Le paléontologue et le découvreur en grande discussion (Photo Sophie Lemonnier)

En repartant, Jean-David me fit un peu de pédagogie : « Par contre, Marc, on reste discrets, hein ? Et tu ne prends pas d’initiatives ! » Sacré JD, il commence déjà à me connaître !

Printemps 2024

Jean-David s’est bien bougé pendant l’hiver. Il a pris contact avec toutes les institutions concernées par les projets de fouille : propriétaire du terrain, Commune, Communauté de Communes, Parc National des Cévennes… curieusement, tout s’est enchaîné beaucoup plus simplement que ne me l’avait laissé espérer le souvenir d’une expérience précédente, une découverte archéologique suite à laquelle aucune fouille n’a pu être menée. Cette fois, l’autorisation a été accordée sans discuter et sans délais. L’opération est programmée pour le début du mois d’août.
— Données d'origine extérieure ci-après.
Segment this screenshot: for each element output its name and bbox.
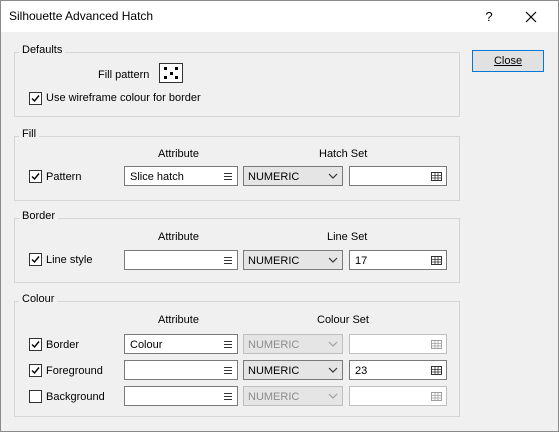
- dialog-window: Silhouette Advanced Hatch ? Close Defaul…: [0, 0, 559, 432]
- colour-background-type-select[interactable]: NUMERIC: [243, 386, 343, 406]
- window-title: Silhouette Advanced Hatch: [9, 9, 154, 23]
- colour-foreground-set-value: 23: [355, 365, 368, 377]
- line-style-checkbox[interactable]: [29, 253, 42, 266]
- fill-pattern-label: Fill pattern: [98, 69, 150, 81]
- chevron-down-icon: [328, 173, 338, 179]
- fill-attribute-header: Attribute: [158, 148, 199, 160]
- fill-hatch-set-header: Hatch Set: [319, 148, 368, 160]
- wireframe-checkbox[interactable]: [29, 92, 42, 105]
- colour-background-set-field[interactable]: [349, 386, 447, 406]
- chevron-down-icon: [328, 367, 338, 373]
- colour-foreground-set-field[interactable]: 23: [349, 360, 447, 380]
- defaults-group: [14, 52, 460, 117]
- pattern-type-select[interactable]: NUMERIC: [243, 166, 343, 186]
- checkmark-icon: [31, 367, 40, 375]
- checkmark-icon: [31, 173, 40, 181]
- colour-foreground-type-value: NUMERIC: [248, 365, 300, 377]
- checkmark-icon: [31, 341, 40, 349]
- title-bar: Silhouette Advanced Hatch ?: [1, 1, 558, 32]
- colour-background-attribute-field[interactable]: [124, 386, 238, 406]
- close-button[interactable]: Close: [472, 50, 544, 72]
- list-menu-icon: [224, 341, 232, 348]
- colour-background-checkbox[interactable]: [29, 390, 42, 403]
- chevron-down-icon: [328, 341, 338, 347]
- colour-group-label: Colour: [19, 293, 58, 305]
- defaults-group-label: Defaults: [19, 44, 66, 56]
- help-button[interactable]: ?: [479, 7, 499, 27]
- hatch-set-field[interactable]: [349, 166, 447, 186]
- line-set-value: 17: [355, 255, 368, 267]
- table-browse-icon: [431, 172, 442, 181]
- table-browse-icon: [431, 256, 442, 265]
- wireframe-label: Use wireframe colour for border: [46, 92, 201, 104]
- pattern-attribute-value: Slice hatch: [130, 171, 184, 183]
- colour-background-type-value: NUMERIC: [248, 391, 300, 403]
- line-style-type-select[interactable]: NUMERIC: [243, 250, 343, 270]
- pattern-attribute-field[interactable]: Slice hatch: [124, 166, 238, 186]
- table-browse-icon: [431, 392, 442, 401]
- border-attribute-header: Attribute: [158, 231, 199, 243]
- line-set-field[interactable]: 17: [349, 250, 447, 270]
- colour-foreground-type-select[interactable]: NUMERIC: [243, 360, 343, 380]
- colour-border-attribute-field[interactable]: Colour: [124, 334, 238, 354]
- chevron-down-icon: [328, 393, 338, 399]
- colour-foreground-label: Foreground: [46, 365, 103, 377]
- colour-attribute-header: Attribute: [158, 314, 199, 326]
- pattern-label: Pattern: [46, 171, 82, 183]
- colour-border-type-select[interactable]: NUMERIC: [243, 334, 343, 354]
- list-menu-icon: [224, 393, 232, 400]
- line-style-attribute-field[interactable]: [124, 250, 238, 270]
- border-group-label: Border: [19, 210, 59, 222]
- line-set-header: Line Set: [327, 231, 368, 243]
- pattern-checkbox[interactable]: [29, 170, 42, 183]
- list-menu-icon: [224, 367, 232, 374]
- colour-border-label: Border: [46, 339, 80, 351]
- fill-group-label: Fill: [19, 128, 40, 140]
- dot-pattern-icon: [164, 67, 178, 79]
- table-browse-icon: [431, 340, 442, 349]
- colour-foreground-attribute-field[interactable]: [124, 360, 238, 380]
- colour-border-type-value: NUMERIC: [248, 339, 300, 351]
- line-style-label: Line style: [46, 254, 93, 266]
- colour-border-checkbox[interactable]: [29, 338, 42, 351]
- list-menu-icon: [224, 173, 232, 180]
- colour-foreground-checkbox[interactable]: [29, 364, 42, 377]
- line-style-type-value: NUMERIC: [248, 255, 300, 267]
- chevron-down-icon: [328, 257, 338, 263]
- close-icon[interactable]: [521, 7, 541, 27]
- colour-background-label: Background: [46, 391, 105, 403]
- colour-set-header: Colour Set: [317, 314, 369, 326]
- fill-pattern-swatch[interactable]: [159, 63, 183, 83]
- checkmark-icon: [31, 95, 40, 103]
- checkmark-icon: [31, 256, 40, 264]
- colour-border-set-field[interactable]: [349, 334, 447, 354]
- colour-border-attribute-value: Colour: [130, 339, 163, 351]
- pattern-type-value: NUMERIC: [248, 171, 300, 183]
- list-menu-icon: [224, 257, 232, 264]
- table-browse-icon: [431, 366, 442, 375]
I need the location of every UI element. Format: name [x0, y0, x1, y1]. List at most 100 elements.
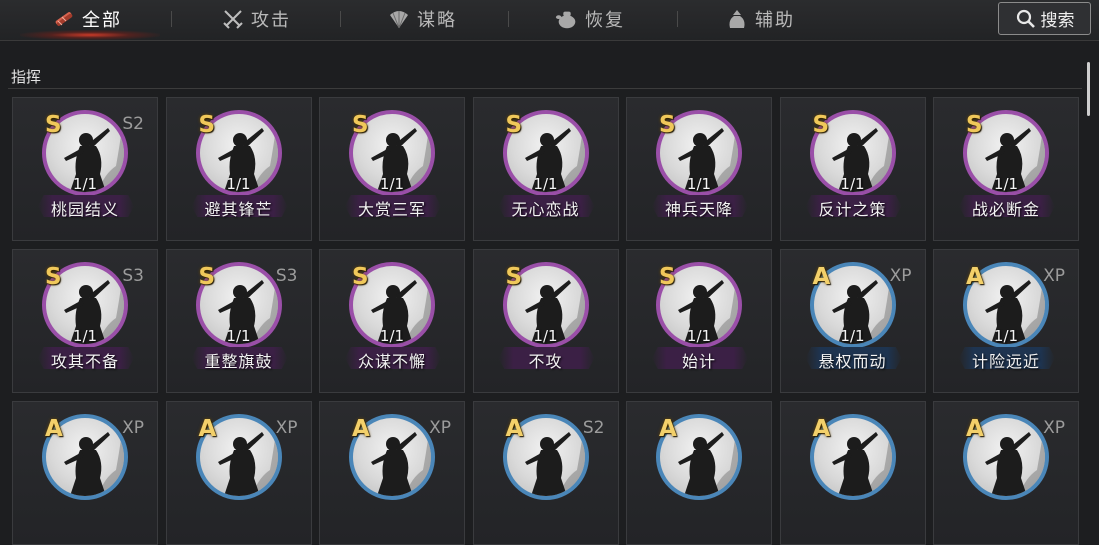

Maintenant que le processus est engagé, un doute s’insinue en moi : et si cette empreinte était unique ? Et si le dinosaure qui l’a imprimée dans le sol avait subitement changé d’avis ? Apercevant au loin un animal appétissant, il aurait fait un dérapage contrôlé et changé de cap, laissant vierge la future zone de fouille ? Des dizaines de personnes vont peut-être consacrer une semaine de vacances à travailler pour rien !

1er août 2024

Le site est grandiose. Au premier plan, un vaste moutonnement herbeux bien dégagé, duquel émergent les strates rocheuses, dont l’une porte les empreintes. Derrière, s’ouvre le gouffre de la Vallée du Tarnon. Au delà, vers l’ouest, les immenses falaises du causse Méjean barrent l’horizon, surmontées par le Mont Gargo. Au sud, le Mont Aigoual domine l’ensemble. Si j’avais vécu dinosaure, j’aurais aimé laisser mes empreintes dans un endroit pareil.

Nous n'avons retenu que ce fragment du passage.